The imitation of a handful of accepted literary models lies at the core of the Greco-Roman educational process throughout all of its stages. While at the more advanced levels the relationship to models became more nuanced, the underlying principle remained the imitation of those authors who had achieved greatness. Quintilian explains the rationale as follows:

For there can be no doubt that in art no small portion of our task lies in imitation, since although invention came first and is all-important, it is expedient to imitate whatever has been invented with success. And it is a universal rule of life that we should wish to copy what we approve in others. It is for this reason that boys copy the shapes of letters that they may learn to write, and that musicians take the voices of their teachers, painters the works of their predecessors, and peasants the principles of agriculture which have been proved in practice, as models for their imitation. (Inst. or. 10.2.1-2)
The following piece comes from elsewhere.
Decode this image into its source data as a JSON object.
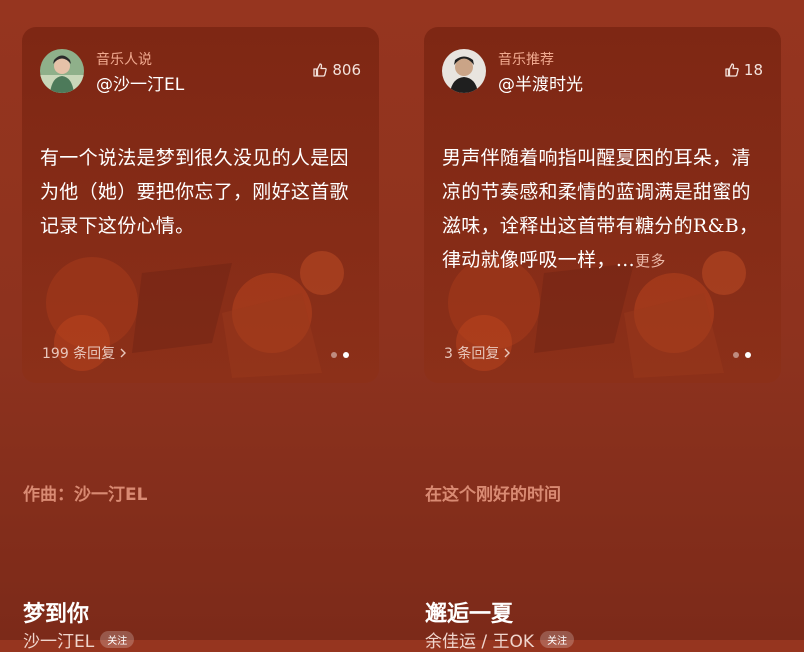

The emphasis on the imitation of models does not stop with a student's education. The primary and secondary stages of education were specifically designed to lay the groundwork for rhetorical training, where a would-be rhetor or writer would learn the subtle art of imitation more fully. Students approached what is essentially the same set of texts at all stages of their education, but in increasingly complex and nuanced ways. The end result was what might be thought of as a mimetic compositional ethos. As rhetors and writers began to practice their craft, the years of training and preparation created, as Ruth Webb puts it, "certain modes of thinking about language, about the classical texts which served as models and about the relation to language in general." These modes of thinking are evident in the widespread imitation of literary models in the literature of the Hellenistic and Roman periods.